Quand on est presque nonagénaire, qu’on a la justice internationale aux trousses, qu’on s’est tapis dans plusieurs pays pendant un quart de siècle parce qu’on a la conscience alourdie par des choses, et qu’in fine on va se retrouver dans le box des accusés, pour s’expliquer, alors qu’on n’a plus bon pied, bon œil, et qu’on a sûrement plus la vie devant soit mais pourtant beaucoup à dire, la justice a intérêt à faire vite.
Félicien Kabuga, le présumé «Monsieur finances» de l’abjection rwandaise de 1994 est actuellement dans ce cas. Hier 30 septembre, la Cour de cassation parisienne a décidé du transfèrement de ce dernier au Tribunal international pour le TPIR siégeant à Arusha en Tanzanie, pour répondre de plusieurs chefs d’inculpation notamment «achat massif de machettes et d’armes et de munitions et d’un appel au meurtre et financement des sicaires des 800 000 victimes du génocide. L’ex-patron de Radio-télé Mille collines est un client-étalon pour cette juridiction supranationale à cause de ses crimes, mais aussi de son âge.
Malgré la rude bataille procédurière de ses avocats qui ont bâti leur plaidoirie sur la santé chancelante de l’accusé, pour demander son procès à Paris, la Cour de cassation a balayé cet argumentaire superfétatoire, et a ordonné qu’il se défende en Tanzanie, pas loin du Rwanda, où des rescapés de victimes pourraient d’ailleurs venir témoigner.

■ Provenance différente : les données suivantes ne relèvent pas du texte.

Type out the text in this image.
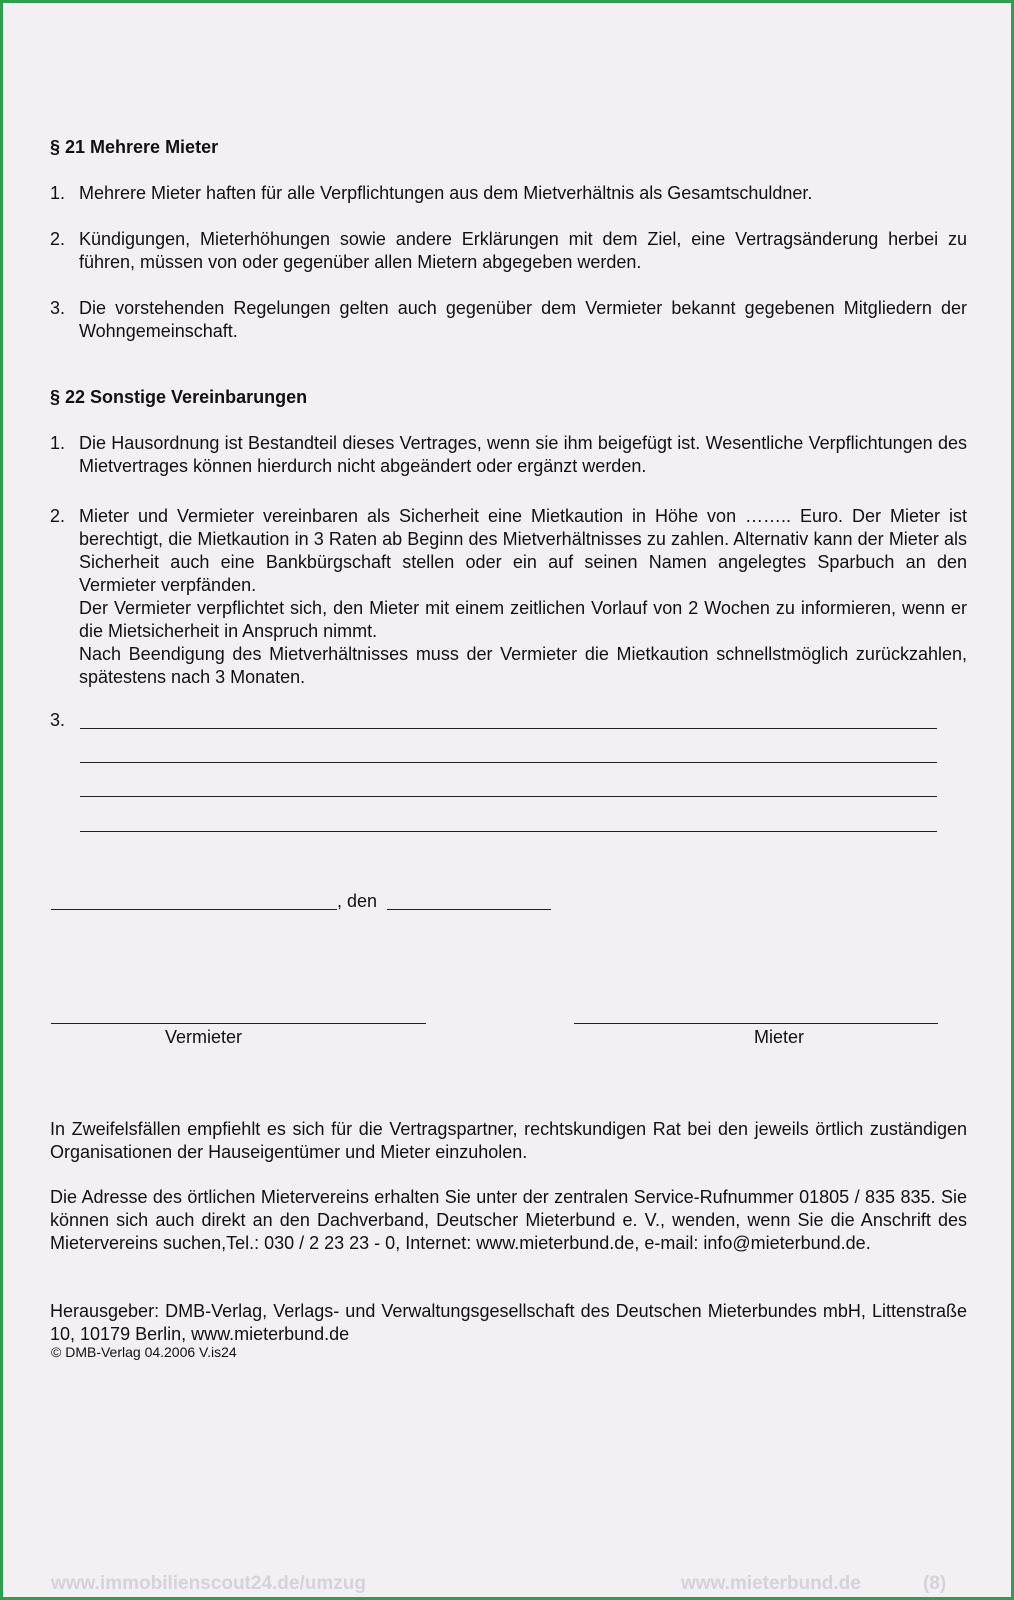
§ 21 Mehrere Mieter
1. Mehrere Mieter haften für alle Verpflichtungen aus dem Mietverhältnis als Gesamtschuldner.

2. Kündigungen, Mieterhöhungen sowie andere Erklärungen mit dem Ziel, eine Vertragsänderung herbei zu führen, müssen von oder gegenüber allen Mietern abgegeben werden.

3. Die vorstehenden Regelungen gelten auch gegenüber dem Vermieter bekannt gegebenen Mitgliedern der Wohngemeinschaft.

§ 22 Sonstige Vereinbarungen
1. Die Hausordnung ist Bestandteil dieses Vertrages, wenn sie ihm beigefügt ist. Wesentliche Verpflichtungen des Mietvertrages können hierdurch nicht abgeändert oder ergänzt werden.

2. Mieter und Vermieter vereinbaren als Sicherheit eine Mietkaution in Höhe von …….. Euro. Der Mieter ist berechtigt, die Mietkaution in 3 Raten ab Beginn des Mietverhältnisses zu zahlen. Alternativ kann der Mieter als Sicherheit auch eine Bankbürgschaft stellen oder ein auf seinen Namen angelegtes Sparbuch an den Vermieter verpfänden.

Der Vermieter verpflichtet sich, den Mieter mit einem zeitlichen Vorlauf von 2 Wochen zu informieren, wenn er die Mietsicherheit in Anspruch nimmt.

Nach Beendigung des Mietverhältnisses muss der Vermieter die Mietkaution schnellstmöglich zurückzahlen, spätestens nach 3 Monaten.

3.
, den
Vermieter	Mieter
In Zweifelsfällen empfiehlt es sich für die Vertragspartner, rechtskundigen Rat bei den jeweils örtlich zuständigen Organisationen der Hauseigentümer und Mieter einzuholen.
Die Adresse des örtlichen Mietervereins erhalten Sie unter der zentralen Service-Rufnummer 01805 / 835 835. Sie können sich auch direkt an den Dachverband, Deutscher Mieterbund e. V., wenden, wenn Sie die Anschrift des Mietervereins suchen,Tel.: 030 / 2 23 23 - 0, Internet: www.mieterbund.de, e-mail: info@mieterbund.de.
Herausgeber: DMB-Verlag, Verlags- und Verwaltungsgesellschaft des Deutschen Mieterbundes mbH, Littenstraße 10, 10179 Berlin, www.mieterbund.de
© DMB-Verlag 04.2006 V.is24
www.immobilienscout24.de/umzug	www.mieterbund.de	(8)
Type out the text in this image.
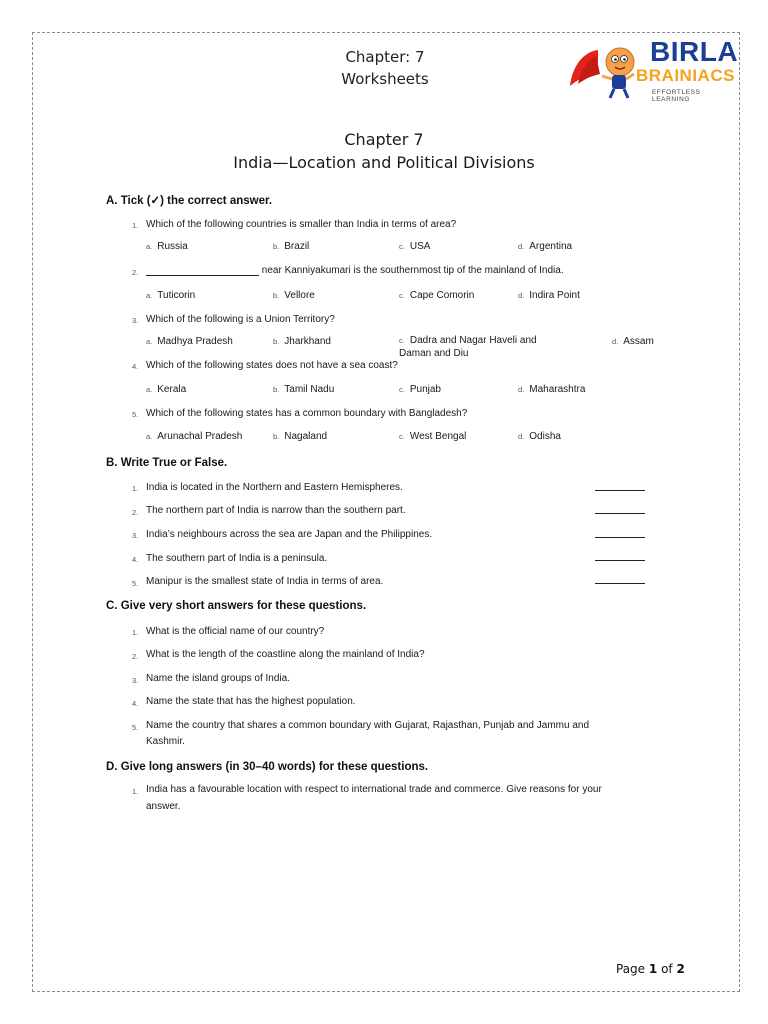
Chapter: 7
Worksheets
BIRLA
BRAINIACS
EFFORTLESS LEARNING
Chapter 7
India—Location and Political Divisions
A. Tick (✓) the correct answer.
1. Which of the following countries is smaller than India in terms of area?
a. Russia	b. Brazil	c. USA	d. Argentina
2.	near Kanniyakumari is the southernmost tip of the mainland of India.
a. Tuticorin	b. Vellore	c. Cape Comorin	d. Indira Point
3. Which of the following is a Union Territory?
a. Madhya Pradesh	b. Jharkhand	c. Dadra and Nagar Haveli and
Daman and Diu
d. Assam
4. Which of the following states does not have a sea coast?
a. Kerala	b. Tamil Nadu	c. Punjab	d. Maharashtra
5. Which of the following states has a common boundary with Bangladesh?
a. Arunachal Pradesh	b. Nagaland	c. West Bengal	d. Odisha
B. Write True or False.
1. India is located in the Northern and Eastern Hemispheres.
2. The northern part of India is narrow than the southern part.
3. India’s neighbours across the sea are Japan and the Philippines.
4. The southern part of India is a peninsula.
5. Manipur is the smallest state of India in terms of area.
C. Give very short answers for these questions.
1. What is the official name of our country?
2. What is the length of the coastline along the mainland of India?
3. Name the island groups of India.
4. Name the state that has the highest population.
5. Name the country that shares a common boundary with Gujarat, Rajasthan, Punjab and Jammu and
Kashmir.
D. Give long answers (in 30–40 words) for these questions.
1. India has a favourable location with respect to international trade and commerce. Give reasons for your
answer.
Page 1 of 2
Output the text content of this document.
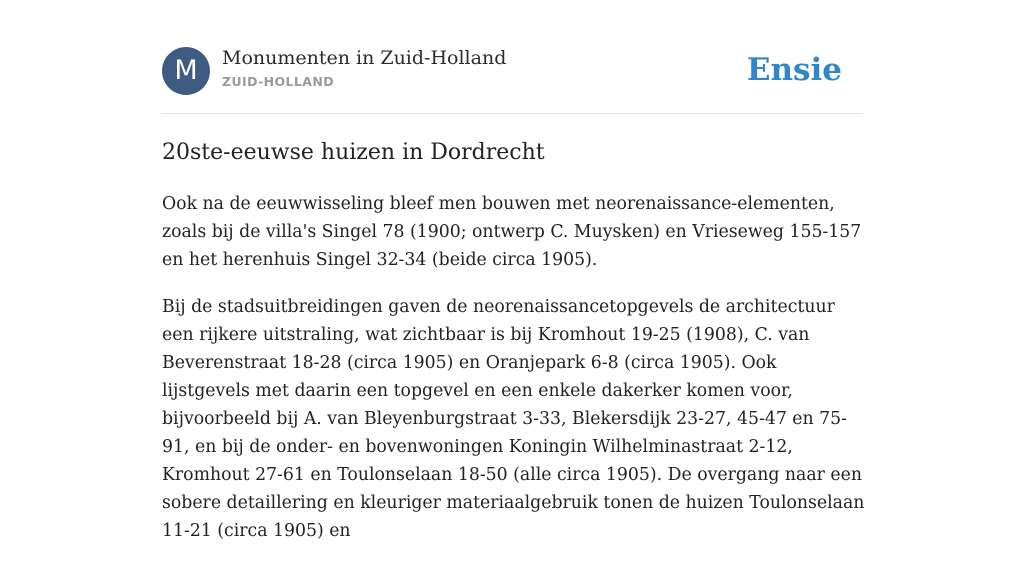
M	Monumenten in Zuid-Holland
ZUID-HOLLAND	Ensie
20ste-eeuwse huizen in Dordrecht

Ook na de eeuwwisseling bleef men bouwen met neorenaissance-elementen, zoals bij de villa's Singel 78 (1900; ontwerp C. Muysken) en Vrieseweg 155-157 en het herenhuis Singel 32-34 (beide circa 1905).

Bij de stadsuitbreidingen gaven de neorenaissancetopgevels de architectuur een rijkere uitstraling, wat zichtbaar is bij Kromhout 19-25 (1908), C. van Beverenstraat 18-28 (circa 1905) en Oranjepark 6-8 (circa 1905). Ook lijstgevels met daarin een topgevel en een enkele dakerker komen voor, bijvoorbeeld bij A. van Bleyenburgstraat 3-33, Blekersdijk 23-27, 45-47 en 75-91, en bij de onder- en bovenwoningen Koningin Wilhelminastraat 2-12, Kromhout 27-61 en Toulonselaan 18-50 (alle circa 1905). De overgang naar een sobere detaillering en kleuriger materiaalgebruik tonen de huizen Toulonselaan 11-21 (circa 1905) en
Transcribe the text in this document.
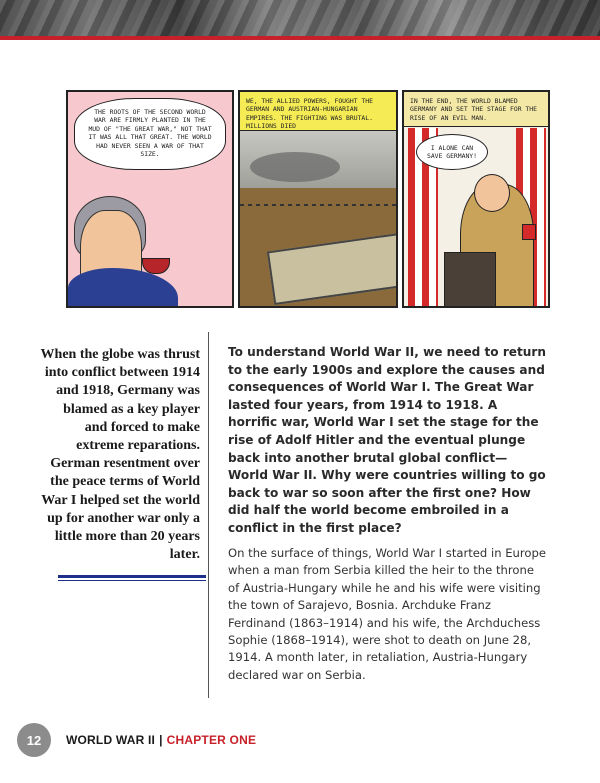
THE ROOTS OF THE SECOND WORLD WAR ARE FIRMLY PLANTED IN THE MUD OF "THE GREAT WAR," NOT THAT IT WAS ALL THAT GREAT. THE WORLD HAD NEVER SEEN A WAR OF THAT SIZE.
WE, THE ALLIED POWERS, FOUGHT THE GERMAN AND AUSTRIAN-HUNGARIAN EMPIRES. THE FIGHTING WAS BRUTAL. MILLIONS DIED
IN THE END, THE WORLD BLAMED GERMANY AND SET THE STAGE FOR THE RISE OF AN EVIL MAN.
I ALONE CAN SAVE GERMANY!
When the globe was thrust into conflict between 1914 and 1918, Germany was blamed as a key player and forced to make extreme reparations. German resentment over the peace terms of World War I helped set the world up for another war only a little more than 20 years later.
To understand World War II, we need to return to the early 1900s and explore the causes and consequences of World War I. The Great War lasted four years, from 1914 to 1918. A horrific war, World War I set the stage for the rise of Adolf Hitler and the eventual plunge back into another brutal global conflict—World War II. Why were countries willing to go back to war so soon after the first one? How did half the world become embroiled in a conflict in the first place?
On the surface of things, World War I started in Europe when a man from Serbia killed the heir to the throne of Austria-Hungary while he and his wife were visiting the town of Sarajevo, Bosnia. Archduke Franz Ferdinand (1863–1914) and his wife, the Archduchess Sophie (1868–1914), were shot to death on June 28, 1914. A month later, in retaliation, Austria-Hungary declared war on Serbia.
12	WORLD WAR II | CHAPTER ONE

Comment le «Eichman Adolf» rwandais a-t-il planifié cette œuvre funeste ? Qui étaient ses complices ? Félicien Kabuga devra pouvoir parler, et la déclassification des archives françaises sur le Rwanda entre 1990-1994 ordonné par Emmanuel Macron devrait aussi pouvoir aider au jaillissement de la lumière.
Mais ce procès urge pour l’âge et la santé de l’accusé. A 87 ans, on a le droit d’avoir des bobos chroniques, et beaucoup sont ceux qui veulent que Félicien Kabuga connaisse la justice temporelle, avant celle divine. Or le procès ne devrait débuter qu’en fin 2021, début 2022, et pourrait durer en 1ère instance, 3 à 4 ans, ce qui fait 6 à 7 ans de plus, et donner 94 ans à Félicien Kabuga, si Dieu lui prête vie.
D’où une course contre la montre à laquelle doit se livrer la juridiction d’Arusha, les fantômes des mille fosses communes rwandaises, ne connaîtront la paix qu’à ce prix, et la vérité est aussi intimement liée à la justice des hommes, pas à une ordalie, qui est métaphysique.